Howard Chandler of Laconia, who’s spent a career active throughout a network of nonprofit and not-for-profit organizations in the Lakes Region, described himself as a bona fide independent and said he felt carefully optimistic about Harris’ proposal. He attended last week’s rally.

“She’s hitting it exactly right,” Chandler said in an interview. “That’s going to be huge.”

Chandler said startup capital is generally the biggest hurdle for a new business owner to overcome and the proposal, if enacted, may give businesses the chance to survive. He expressed some skepticism regarding the number of new business applications Harris said she’d like to receive.

“Twenty-five million sounds like an awful lot to me,” he said, noting if even 80% of those new businesses survived, it would be a great accomplishment.

Chandler said the proposal was well-received by the crowd in attendance at the Harris rally, but he would have liked to hear her speak to labor issues. He said support for unionization is needed and hospitality, long-term care and restaurant workers are often exploited and deserve better collective bargaining power.

And U.S. Sen. Maggie Hassan said last week the plan proposed by Harris, if implemented, could make huge impacts for local and small business owners and would, in turn, give the economy a boost.

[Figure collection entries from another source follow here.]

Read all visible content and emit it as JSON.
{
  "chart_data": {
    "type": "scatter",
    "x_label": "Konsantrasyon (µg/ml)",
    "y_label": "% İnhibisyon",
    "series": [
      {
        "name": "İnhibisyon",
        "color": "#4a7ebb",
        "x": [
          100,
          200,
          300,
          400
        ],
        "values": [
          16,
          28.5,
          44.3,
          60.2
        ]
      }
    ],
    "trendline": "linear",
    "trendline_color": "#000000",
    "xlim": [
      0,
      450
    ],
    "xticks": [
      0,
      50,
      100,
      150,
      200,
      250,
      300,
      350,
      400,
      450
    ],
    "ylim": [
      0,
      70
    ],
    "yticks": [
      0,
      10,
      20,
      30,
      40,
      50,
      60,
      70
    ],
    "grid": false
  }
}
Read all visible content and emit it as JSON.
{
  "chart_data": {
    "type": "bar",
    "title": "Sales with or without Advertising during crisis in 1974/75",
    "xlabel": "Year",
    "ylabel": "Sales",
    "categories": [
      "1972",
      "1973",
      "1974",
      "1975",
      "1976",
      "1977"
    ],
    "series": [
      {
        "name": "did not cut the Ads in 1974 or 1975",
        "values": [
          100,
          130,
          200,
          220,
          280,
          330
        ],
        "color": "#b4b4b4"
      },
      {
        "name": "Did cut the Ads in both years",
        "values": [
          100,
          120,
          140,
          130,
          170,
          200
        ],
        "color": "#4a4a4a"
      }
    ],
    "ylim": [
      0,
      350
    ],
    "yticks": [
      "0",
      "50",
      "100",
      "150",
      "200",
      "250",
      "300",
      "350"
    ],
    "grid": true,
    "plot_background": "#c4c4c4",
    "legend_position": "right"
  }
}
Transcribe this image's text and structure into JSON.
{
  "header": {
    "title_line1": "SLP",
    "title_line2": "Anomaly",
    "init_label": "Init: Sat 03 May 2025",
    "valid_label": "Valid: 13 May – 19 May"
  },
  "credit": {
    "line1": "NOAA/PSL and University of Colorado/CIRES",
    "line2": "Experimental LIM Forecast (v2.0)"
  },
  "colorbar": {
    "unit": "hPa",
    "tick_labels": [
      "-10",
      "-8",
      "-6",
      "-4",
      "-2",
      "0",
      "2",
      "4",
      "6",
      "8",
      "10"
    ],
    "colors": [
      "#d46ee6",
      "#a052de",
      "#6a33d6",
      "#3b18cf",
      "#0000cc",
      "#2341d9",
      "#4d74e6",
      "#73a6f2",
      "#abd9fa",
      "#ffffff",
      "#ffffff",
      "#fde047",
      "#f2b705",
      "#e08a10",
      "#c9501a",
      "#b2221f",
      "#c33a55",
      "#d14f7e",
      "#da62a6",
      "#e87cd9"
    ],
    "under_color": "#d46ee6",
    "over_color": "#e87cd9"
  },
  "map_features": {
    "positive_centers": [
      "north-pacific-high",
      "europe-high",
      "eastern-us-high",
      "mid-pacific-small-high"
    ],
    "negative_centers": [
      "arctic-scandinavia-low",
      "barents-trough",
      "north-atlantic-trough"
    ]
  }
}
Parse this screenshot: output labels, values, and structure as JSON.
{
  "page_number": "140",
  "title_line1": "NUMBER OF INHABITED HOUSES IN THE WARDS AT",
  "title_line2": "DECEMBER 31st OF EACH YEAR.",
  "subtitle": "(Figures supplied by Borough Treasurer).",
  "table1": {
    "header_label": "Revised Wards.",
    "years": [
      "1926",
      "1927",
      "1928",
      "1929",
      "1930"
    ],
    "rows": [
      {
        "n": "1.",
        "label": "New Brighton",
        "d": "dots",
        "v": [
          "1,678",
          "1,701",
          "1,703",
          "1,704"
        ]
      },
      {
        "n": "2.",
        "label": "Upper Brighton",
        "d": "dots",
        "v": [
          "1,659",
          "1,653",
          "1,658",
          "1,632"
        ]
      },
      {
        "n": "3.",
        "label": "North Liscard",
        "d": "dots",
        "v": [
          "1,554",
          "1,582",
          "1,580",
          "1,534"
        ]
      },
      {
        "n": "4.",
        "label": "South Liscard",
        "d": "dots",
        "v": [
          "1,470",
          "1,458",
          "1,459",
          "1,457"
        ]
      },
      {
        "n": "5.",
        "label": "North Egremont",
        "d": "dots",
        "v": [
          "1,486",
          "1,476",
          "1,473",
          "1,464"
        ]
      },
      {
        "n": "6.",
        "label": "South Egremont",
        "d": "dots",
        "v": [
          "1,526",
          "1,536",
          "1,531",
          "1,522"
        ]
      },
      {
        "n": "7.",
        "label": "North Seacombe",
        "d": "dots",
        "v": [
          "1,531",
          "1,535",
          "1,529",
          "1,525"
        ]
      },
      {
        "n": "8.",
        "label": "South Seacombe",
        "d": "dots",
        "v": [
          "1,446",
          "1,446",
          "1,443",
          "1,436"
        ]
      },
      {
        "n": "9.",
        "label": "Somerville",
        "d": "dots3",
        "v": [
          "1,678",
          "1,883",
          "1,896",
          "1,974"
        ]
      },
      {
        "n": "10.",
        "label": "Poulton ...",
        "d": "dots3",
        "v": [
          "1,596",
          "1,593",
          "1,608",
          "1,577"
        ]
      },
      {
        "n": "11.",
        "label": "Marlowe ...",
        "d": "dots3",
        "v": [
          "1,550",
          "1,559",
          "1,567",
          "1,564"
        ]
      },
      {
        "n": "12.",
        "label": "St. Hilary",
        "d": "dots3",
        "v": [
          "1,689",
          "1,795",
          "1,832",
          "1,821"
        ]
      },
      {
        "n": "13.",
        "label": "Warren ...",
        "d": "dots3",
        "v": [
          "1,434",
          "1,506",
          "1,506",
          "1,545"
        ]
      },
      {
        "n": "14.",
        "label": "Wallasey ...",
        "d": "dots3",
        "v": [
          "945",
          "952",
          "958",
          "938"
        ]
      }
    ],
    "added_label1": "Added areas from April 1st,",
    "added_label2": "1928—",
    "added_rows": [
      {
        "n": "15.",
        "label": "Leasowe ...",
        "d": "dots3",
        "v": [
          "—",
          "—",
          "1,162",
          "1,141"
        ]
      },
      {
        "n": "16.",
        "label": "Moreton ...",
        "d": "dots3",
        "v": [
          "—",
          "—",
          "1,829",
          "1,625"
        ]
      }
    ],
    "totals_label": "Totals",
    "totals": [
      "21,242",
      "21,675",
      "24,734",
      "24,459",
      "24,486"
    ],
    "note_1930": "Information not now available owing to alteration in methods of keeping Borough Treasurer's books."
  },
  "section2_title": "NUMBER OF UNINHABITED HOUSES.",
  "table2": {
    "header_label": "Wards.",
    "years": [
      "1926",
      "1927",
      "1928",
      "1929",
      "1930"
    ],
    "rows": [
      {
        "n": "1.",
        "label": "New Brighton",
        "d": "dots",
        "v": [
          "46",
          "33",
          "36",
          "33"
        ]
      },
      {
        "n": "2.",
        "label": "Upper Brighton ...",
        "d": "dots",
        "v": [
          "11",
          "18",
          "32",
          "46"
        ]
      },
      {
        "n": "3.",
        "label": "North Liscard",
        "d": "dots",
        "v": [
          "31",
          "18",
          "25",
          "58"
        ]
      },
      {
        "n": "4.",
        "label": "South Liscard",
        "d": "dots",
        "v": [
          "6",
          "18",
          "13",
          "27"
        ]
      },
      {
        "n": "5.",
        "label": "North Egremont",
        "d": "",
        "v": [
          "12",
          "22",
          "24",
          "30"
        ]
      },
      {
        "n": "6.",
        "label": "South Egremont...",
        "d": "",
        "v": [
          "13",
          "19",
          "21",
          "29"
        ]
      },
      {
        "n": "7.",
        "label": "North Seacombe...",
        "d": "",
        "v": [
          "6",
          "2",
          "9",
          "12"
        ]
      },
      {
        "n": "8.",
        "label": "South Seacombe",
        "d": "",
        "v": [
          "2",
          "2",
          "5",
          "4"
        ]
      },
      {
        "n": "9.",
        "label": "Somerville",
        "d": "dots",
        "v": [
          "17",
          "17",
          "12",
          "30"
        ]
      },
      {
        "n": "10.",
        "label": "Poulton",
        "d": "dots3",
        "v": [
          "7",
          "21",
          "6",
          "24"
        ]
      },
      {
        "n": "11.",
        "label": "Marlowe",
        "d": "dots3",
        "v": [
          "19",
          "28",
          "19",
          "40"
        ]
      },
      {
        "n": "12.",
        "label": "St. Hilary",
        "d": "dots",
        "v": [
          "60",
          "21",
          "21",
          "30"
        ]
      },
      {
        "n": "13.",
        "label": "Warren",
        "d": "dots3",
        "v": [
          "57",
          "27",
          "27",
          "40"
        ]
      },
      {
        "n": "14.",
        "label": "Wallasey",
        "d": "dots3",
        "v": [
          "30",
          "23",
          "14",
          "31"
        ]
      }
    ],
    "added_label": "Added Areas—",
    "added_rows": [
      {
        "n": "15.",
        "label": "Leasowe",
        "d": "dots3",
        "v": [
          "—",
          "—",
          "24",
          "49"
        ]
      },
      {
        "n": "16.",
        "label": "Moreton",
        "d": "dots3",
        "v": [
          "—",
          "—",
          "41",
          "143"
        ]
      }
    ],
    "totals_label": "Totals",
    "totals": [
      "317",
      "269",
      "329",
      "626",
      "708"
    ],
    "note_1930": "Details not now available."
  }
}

“She presented her overarching vision, which is: we need to continue to lower costs for families, we need to stand up for individual rights, including a woman’s most fundamental freedom to make her own health care decisions, and we need to safeguard democracy so that we can work together to implement things like this plan for small businesses,” Hassan said. “We have made progress an unprecedented number of new small businesses have started up under the Biden-Harris administration, but there’s a lot more we could do to unleash this kind of innovation and entrepreneurship.”

Hassan said the lessening of red tape would be particularly impactful, as small businesses don’t generally have the same access to resources or legal support for compliance issues as larger corporations do. The plan could spur innovation and growth in New Hampshire.

“I thought it was a really important outline and framework,” she said. “It reflects what I know, representing New Hampshire, which is such a strong small business state, that there’s just all of this pent-up interest and desire to innovate and to grow.”

She said cutting red tape to make it easier for small businesses to work with the federal government would also prove impactful for Granite Staters.

“It would have a very strong impact a number of small businesses in New Hampshire contract with the federal government and it’s a really important part of their business model,” she said. “It also is something we want to enable more small businesses to do.”